AFAIK tdlib is currently under "GPLv3 or later". I'd suggest to switch to a slightly more permissive license: "GPLv2 or later".

In my opinion, both GPLv2 and GPLv3 are sufficient to protect the essential software freedoms. I am fine with software I contributed to being used under either license.
However, IMO, the free software community also benefits from being able to reuse each other's code. So in some sense, free software benefits from less restrictive licenses (e.g. any free software project, not matter which license it uses could use software under a MIT-style license).

Some people have strong opinions on GPLv2 vs GPLv3, making them choose "GPLv2" or GPLv3" (without any "or later"). Sometimes copyright holders do not trust the FSF with future licenses, so they choose a license without "or later" (and when the FSF releases a new version, even one they might agree with, the copyrightholders might be dead, so the project can't change the license easily).
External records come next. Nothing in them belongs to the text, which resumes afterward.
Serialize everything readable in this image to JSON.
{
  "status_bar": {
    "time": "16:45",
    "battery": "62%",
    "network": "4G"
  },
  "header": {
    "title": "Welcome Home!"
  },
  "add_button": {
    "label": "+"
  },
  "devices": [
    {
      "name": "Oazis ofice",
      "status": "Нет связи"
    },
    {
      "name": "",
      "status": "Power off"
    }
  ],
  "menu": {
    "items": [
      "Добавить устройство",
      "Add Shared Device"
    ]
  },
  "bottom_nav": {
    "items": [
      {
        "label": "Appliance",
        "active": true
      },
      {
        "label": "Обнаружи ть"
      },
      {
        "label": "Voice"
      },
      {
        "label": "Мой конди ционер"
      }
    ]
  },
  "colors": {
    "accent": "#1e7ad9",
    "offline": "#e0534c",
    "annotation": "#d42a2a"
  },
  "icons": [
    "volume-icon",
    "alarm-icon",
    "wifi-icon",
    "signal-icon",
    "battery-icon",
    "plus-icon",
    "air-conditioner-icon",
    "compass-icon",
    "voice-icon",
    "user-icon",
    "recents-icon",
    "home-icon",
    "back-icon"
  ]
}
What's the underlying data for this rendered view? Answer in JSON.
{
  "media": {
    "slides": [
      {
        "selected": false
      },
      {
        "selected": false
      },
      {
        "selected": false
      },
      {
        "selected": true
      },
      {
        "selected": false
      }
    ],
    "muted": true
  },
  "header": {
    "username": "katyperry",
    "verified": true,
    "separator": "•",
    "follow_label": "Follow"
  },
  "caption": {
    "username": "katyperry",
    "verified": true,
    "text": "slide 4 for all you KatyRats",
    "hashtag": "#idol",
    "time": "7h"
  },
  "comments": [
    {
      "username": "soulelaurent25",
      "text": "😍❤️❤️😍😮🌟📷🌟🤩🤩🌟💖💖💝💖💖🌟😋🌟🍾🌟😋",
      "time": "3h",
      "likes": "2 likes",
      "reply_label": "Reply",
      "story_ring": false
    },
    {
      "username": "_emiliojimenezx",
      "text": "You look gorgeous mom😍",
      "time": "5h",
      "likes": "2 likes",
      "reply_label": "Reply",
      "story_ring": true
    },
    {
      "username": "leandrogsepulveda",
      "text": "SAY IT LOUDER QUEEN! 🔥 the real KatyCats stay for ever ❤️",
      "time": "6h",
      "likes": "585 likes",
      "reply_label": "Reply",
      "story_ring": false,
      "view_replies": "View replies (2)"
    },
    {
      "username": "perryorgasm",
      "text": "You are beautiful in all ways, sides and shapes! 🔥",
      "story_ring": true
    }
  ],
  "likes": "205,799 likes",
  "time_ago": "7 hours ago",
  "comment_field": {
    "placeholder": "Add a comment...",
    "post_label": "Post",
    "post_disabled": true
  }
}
This results in some free software projects being GPLv2 only or GPLv3 only, while others are GPLv3 or later or GPLv2 or later.

Using a "GPLv2 or later"-license would allow more free software projects to use tdlib.

In fact, most (44) files in tdlib/src are under "GPLV2 or later"; there is only a small number (15) under "GPLv3 or later". The situation is similar for examples and tests, but there I'd consider the license question less important.